Friday, 15 July 2011

Deadly vacuum

It would be wise not to entirely swallow the Taliban claim to have killed Ahmed Wali Karzai in Kandahar on Tuesday. The man who killed him was his long-time bodyguard with no known Taliban leanings, and there is no shortage of reasons for one man to kill another in Afghanistan. The Taliban may have had a hand in his death but it is equally possible that he died as a result of personal enmity, business gone bad, or a power struggle in the criminal underworld which he was, for years, credibly associated with. The backstory is irrelevant to a degree because his passing leaves a vacuum not only in the political life of Kandahar, but of Afghanistan as a whole. It is no exaggeration to say that he was the lynch-pin for his half-brother in the presidential palace – Hamid Karzai. He it was who was able to deliver elections, to be the broker in the eternal feuding between tribes and families that characterises much of Afghan life, and he it was that Nato and the CIA looked to as a powerful fixer eternally useful in the fight against the Taliban.
The death of Wali Karzai also brings into sharp focus the folly of relying on individuals rather than building institutions of governance, a folly repeated by Nato and Isaf virtually everywhere in Afghanistan. Many of the men that Nato and Isaf have cultivated have colourful and decidedly murky pasts – hardly the kind of compost from which might spring the green shoots of an emerging democracy.

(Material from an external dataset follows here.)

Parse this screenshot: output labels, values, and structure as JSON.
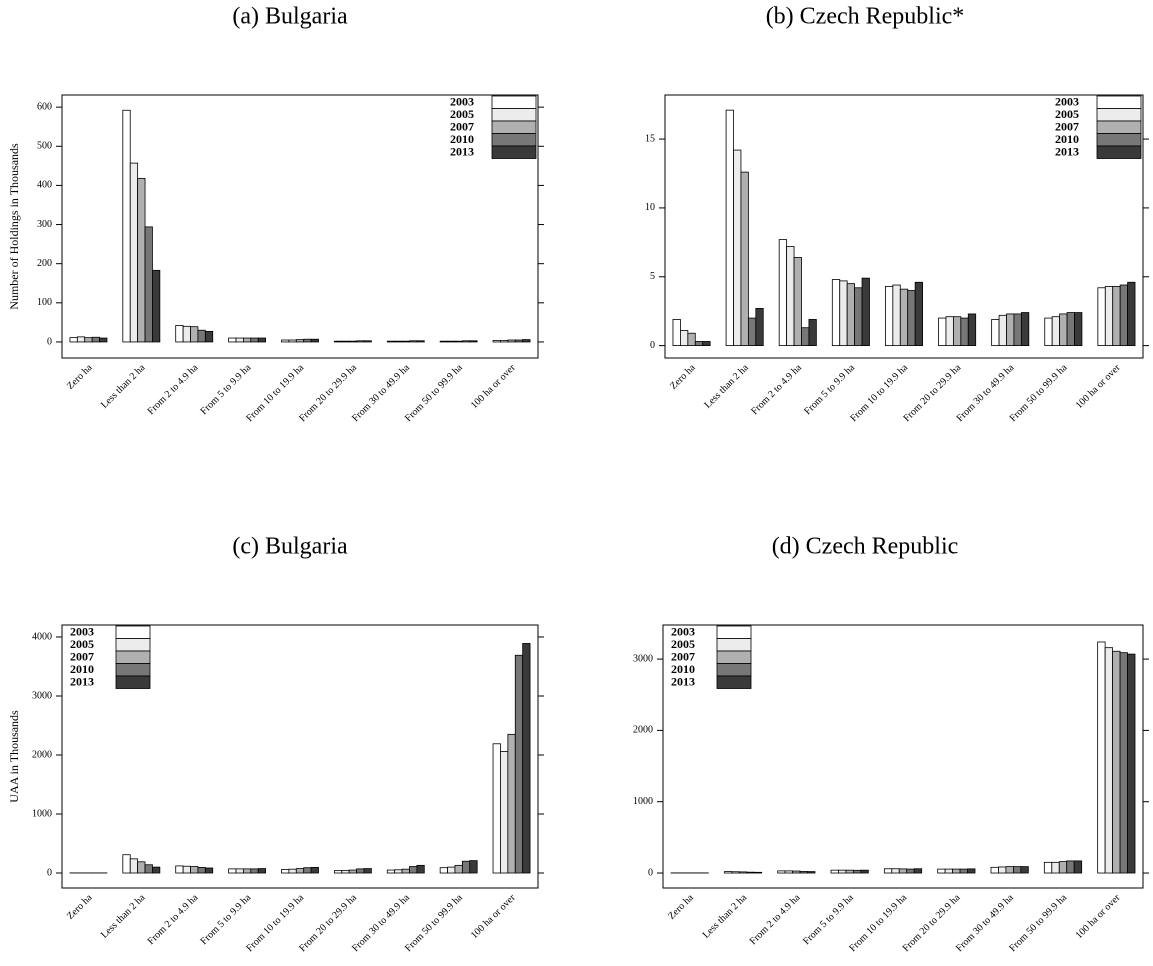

As the country moves into the transition wherein Isaf and Nato forces decline in numbers, and responsibility for security devolves to the Afghan army and police force, this death is going to have a profound effect on security and stability. There is no obvious successor and the Taliban, who are keen to consolidate their own political positions preparatory for the inevitable talks that might see them entering government, will capitalise on his death. Whoever succeeds Wali Karzai will need to give careful thought to their choice of bodyguard.